Virgin mobile is about to enter the US mobile market as a mobile virtual network operator (MVNO). Due to the very mature market, Virgin wants to target consumers aged between 15 and 29 - a niche that hasn’t been targeted by other competitors. The pivotal question for Virgin: Which pricing model is the most appropriate for a sustainable mobile product in the US for a consumer-segment consisting of young consumers aged between 15 and 29? Should Virgin go with the 1) typical market prices with additional fancy features 2) start a price war or 3) invent a completely new package for their target segment?

Situation Analysis

Customers:  90% of mobile users in the US have a 1-2 year contract with their cellular provider. The rates system is rather confusing with peak and off-peak prices, bucket-minutes and penalty rates when the minutes are used up. A user-friendly and transparent price model is missing in the market.

Competition: The US mobile market is very crowded, so it’s not easy to find a profitable niche. Industry penetration is close to 50% with about 130 million subscribers; the market is considered to have reached maturity. The big three operators - Verizon, Cingular, and AT&T - provide a full mobile service using their own network infrastructure. The consumer segments targeted by these companies cover all ages, but there is no specific focus on young people aged between 15 and 29. 

Company: Virgin is a huge, diversified UK-company operating in transport, cosmetics, music and many more. With 200 different entities, Richard Branson’s powerful brand manages to attract consumers by innovative, customer-oriented products. Virgin mobile, which is about to enter the US market was very successful in the UK with 2.5 million customers in 3 years, but was a failure in Singapore as the modern approach wasn’t accepted.

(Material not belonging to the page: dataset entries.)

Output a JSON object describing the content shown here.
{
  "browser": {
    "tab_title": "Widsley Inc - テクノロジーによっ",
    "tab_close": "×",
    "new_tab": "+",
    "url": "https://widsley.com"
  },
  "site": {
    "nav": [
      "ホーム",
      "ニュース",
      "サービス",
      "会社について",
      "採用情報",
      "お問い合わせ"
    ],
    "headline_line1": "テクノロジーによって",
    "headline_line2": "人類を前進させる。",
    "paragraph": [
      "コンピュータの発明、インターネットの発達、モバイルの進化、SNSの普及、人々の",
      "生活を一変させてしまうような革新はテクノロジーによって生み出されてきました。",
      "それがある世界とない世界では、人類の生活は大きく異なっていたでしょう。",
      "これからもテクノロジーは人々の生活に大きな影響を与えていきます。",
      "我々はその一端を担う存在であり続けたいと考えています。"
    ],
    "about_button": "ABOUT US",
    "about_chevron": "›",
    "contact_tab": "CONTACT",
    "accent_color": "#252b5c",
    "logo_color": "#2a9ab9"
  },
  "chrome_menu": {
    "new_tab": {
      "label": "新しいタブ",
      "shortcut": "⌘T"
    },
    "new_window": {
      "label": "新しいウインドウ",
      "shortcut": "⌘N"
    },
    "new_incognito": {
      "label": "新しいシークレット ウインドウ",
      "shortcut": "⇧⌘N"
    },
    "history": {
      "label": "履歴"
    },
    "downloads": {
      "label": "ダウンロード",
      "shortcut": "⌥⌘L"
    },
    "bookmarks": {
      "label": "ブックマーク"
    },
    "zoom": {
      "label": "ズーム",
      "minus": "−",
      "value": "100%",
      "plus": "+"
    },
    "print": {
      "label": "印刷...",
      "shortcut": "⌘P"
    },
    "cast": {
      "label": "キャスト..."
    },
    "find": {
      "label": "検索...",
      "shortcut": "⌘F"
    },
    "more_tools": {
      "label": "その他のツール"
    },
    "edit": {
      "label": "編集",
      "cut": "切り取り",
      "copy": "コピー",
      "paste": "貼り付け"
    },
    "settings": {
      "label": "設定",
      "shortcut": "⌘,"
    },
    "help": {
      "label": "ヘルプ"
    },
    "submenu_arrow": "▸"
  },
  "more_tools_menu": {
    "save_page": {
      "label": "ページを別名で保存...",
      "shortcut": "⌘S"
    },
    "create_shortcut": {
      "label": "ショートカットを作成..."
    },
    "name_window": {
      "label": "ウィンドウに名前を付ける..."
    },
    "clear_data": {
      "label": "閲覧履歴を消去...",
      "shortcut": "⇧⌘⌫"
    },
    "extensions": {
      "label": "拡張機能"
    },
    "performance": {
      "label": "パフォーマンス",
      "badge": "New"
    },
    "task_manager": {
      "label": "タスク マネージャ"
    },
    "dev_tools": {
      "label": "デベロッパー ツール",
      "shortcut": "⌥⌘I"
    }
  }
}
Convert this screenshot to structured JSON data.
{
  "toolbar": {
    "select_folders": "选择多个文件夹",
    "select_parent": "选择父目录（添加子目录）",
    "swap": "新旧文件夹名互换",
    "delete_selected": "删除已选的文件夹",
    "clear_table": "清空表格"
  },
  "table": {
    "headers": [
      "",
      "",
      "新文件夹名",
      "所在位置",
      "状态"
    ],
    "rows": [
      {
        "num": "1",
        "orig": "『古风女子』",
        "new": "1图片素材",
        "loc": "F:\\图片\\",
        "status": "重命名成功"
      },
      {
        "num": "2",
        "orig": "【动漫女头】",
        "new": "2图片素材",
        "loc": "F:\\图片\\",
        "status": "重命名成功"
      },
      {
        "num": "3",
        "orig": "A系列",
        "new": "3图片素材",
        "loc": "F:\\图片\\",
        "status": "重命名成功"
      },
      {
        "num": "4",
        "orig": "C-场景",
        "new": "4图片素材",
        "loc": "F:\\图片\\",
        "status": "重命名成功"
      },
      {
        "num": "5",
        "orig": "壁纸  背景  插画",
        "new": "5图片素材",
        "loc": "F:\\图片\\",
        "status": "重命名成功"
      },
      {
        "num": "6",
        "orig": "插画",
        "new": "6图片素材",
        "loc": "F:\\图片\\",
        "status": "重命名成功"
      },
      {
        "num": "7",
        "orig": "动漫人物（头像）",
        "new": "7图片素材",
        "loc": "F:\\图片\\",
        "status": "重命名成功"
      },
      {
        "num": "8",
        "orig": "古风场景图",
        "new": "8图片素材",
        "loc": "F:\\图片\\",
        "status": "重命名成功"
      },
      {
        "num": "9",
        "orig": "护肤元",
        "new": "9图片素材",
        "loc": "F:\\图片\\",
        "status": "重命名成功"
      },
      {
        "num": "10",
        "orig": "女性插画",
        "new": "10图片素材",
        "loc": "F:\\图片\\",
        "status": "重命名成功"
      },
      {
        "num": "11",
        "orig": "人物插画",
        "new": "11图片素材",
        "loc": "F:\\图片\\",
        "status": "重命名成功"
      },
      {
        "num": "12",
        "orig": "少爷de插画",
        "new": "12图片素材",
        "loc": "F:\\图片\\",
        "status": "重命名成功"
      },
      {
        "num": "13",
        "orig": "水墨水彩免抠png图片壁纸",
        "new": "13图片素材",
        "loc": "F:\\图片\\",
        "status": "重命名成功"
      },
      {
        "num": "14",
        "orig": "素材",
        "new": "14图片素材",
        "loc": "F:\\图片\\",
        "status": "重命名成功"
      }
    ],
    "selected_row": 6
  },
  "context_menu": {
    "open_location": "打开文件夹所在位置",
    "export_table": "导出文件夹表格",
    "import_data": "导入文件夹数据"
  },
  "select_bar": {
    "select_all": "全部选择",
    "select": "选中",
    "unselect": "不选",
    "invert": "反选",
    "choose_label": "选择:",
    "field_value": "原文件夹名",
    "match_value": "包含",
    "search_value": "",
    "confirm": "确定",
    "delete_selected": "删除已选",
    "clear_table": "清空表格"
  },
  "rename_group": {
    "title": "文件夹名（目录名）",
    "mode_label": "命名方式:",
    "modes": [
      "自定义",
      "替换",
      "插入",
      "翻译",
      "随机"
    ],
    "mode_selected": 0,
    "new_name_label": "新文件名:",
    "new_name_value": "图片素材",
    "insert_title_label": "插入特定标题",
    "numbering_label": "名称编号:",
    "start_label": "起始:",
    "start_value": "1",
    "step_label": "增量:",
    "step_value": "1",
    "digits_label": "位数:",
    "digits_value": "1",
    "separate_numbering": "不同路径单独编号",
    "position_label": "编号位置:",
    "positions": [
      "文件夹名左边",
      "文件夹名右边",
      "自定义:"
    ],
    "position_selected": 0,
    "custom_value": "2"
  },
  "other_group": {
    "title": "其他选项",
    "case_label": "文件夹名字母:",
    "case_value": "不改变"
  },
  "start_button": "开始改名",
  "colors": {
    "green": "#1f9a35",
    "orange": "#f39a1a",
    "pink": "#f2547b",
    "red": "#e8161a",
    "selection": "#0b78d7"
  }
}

Context: Strengths: A huge company, strong brand, many resources, first mover in MVNO. Opportunities: 1) high margins/revenue opportunity due to MVNO 2) customers know Virgin and rely on the brand. Weaknesses: 1) the target group’s poor credit quality 2) dependency on operators. Threats: 1) The segment doesn’t accept the offer 2) Virgin earns too little money, operators stop partnership with Virgin.

Alternatives
Option 1 “Clone the Industry Prices”: The first option is to apply almost the same pricing structure as the competitors[1], in addition to including better off-peak hours, reduced hidden fees, differentiated MTV applications, and efficient customer service.